Soziale Netze und Web 2.0 - Chance für die Marktforschung

09.06.2008
Von Manfred Leisenberg
Soziale Netze und Online-Communities sind Fundgruben für Unternehmen, die mehr über sich und ihre Produkte und Dienstleistungen erfahren wollen.

Viele Manager wissen mit Social Networks nichts anzufangen. Dabei ermöglichen sie - charakteristisch für Social Software - offene, meinungsbildende Diskussionen. Diese Gespräche können die Kundenkommunikation auf eine neue Basis stellen, denn, so schreibt C.R. Prahalad, die "Zukunft des Wettbewerbs besteht darin, einzigartige Werte mit dem Kunden gemeinsam zu schaffen".

Ausgefeilte Tools helfen dabei, in sozialen Netzwerken mehr über seine Kunden zu erfahren, so der Autor Prof. Manfred Leisenberg
Ausgefeilte Tools helfen dabei, in sozialen Netzwerken mehr über seine Kunden zu erfahren, so der Autor Prof. Manfred Leisenberg
Foto: Leisenberg

Wenn er recht hat, steht künftig die Markt- und Wettbewerbsanalyse auf der Grundlage sozialer Netze im Mittelpunkt. Unternehmen sollten sich deshalb mit den Möglichkeiten von Social Media Monitoring und Social Network Analysis beschäftigen.

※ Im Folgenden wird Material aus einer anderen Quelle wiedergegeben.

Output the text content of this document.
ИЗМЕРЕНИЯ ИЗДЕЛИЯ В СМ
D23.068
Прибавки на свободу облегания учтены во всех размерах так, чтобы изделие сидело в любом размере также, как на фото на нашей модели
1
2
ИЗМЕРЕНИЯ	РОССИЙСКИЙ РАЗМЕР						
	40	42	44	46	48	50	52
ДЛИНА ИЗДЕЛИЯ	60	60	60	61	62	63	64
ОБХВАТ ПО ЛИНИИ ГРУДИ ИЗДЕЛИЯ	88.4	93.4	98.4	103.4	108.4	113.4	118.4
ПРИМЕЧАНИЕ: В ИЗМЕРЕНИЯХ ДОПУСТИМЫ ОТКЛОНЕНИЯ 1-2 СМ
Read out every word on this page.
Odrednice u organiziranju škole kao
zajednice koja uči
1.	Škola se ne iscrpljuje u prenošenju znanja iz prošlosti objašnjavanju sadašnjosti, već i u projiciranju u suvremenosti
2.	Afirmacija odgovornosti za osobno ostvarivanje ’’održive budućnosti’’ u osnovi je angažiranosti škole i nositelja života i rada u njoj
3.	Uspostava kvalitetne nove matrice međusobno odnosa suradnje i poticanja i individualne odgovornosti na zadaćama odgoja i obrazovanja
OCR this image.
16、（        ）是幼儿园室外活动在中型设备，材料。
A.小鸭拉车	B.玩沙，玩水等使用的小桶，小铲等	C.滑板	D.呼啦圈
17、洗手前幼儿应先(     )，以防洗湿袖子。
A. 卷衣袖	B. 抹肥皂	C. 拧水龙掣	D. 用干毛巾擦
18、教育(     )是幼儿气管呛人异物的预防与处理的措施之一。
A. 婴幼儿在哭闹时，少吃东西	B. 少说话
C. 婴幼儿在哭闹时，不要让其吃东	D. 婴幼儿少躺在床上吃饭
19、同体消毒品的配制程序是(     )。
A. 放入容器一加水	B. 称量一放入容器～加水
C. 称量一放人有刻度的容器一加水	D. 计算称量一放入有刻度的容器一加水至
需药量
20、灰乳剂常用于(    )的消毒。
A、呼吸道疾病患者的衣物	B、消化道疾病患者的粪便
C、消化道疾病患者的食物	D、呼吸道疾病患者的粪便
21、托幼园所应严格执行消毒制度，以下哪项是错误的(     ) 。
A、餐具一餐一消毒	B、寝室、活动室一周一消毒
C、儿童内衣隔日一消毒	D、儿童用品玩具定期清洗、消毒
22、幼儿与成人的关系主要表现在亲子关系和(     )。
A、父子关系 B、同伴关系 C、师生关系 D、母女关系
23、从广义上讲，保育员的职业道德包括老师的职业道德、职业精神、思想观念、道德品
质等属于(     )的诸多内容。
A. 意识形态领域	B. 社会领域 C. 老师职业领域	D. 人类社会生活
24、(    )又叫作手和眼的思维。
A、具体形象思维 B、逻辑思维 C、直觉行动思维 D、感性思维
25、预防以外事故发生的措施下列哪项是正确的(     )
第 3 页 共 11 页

Marktforschung konzentriert sich bekanntlich auf das systematische Gewinnen, Aufbereiten und Interpretieren von Informationen, die für das Marketing-Management relevant sind. Klassische Quellen hierfür sind Befragungen, Beobachtungen und Tests. Web 2.0 und soziale Netze liefern mit hoher empirischer Relevanz genau diese Quelldaten durch

  • Befragung - zum Beispiel Voting auf Portalen wie YiGG oder innerhalb von Netzen wie MySpace,

  • Beobachtung - zum Beispiel Verfolgung thematischer Diskussionen in Foren oder Weblogs und

  • Tests - zum Beispiel User-Tests zur Akzeptanz des Designs von Portalen.

Es gilt, Quelldaten möglichst automatisiert zu erfassen und nach unternehmensspezifischen Gesichtspunkten via Social Media Monitoring oder Social Network Analysis zu untersuchen und auszuwerten.

Wie sieht man mich? - Social Media Monitoring

Als Datenquellen kommen sowohl klassische Unternehmens- und Nachrichtenportale als auch dedizierte On- und Offline- Datenbanken oder die hier im Mittelpunkt stehenden Web-2.0-Inhalte aus sozialen Netzen, Blogs, Foren oder Meinungsportalen in Frage. Besondere technische Anforderungen ergeben sich aus den großen Datenvolumina, die ein maschinelles Vorgehen unausweichlich machen.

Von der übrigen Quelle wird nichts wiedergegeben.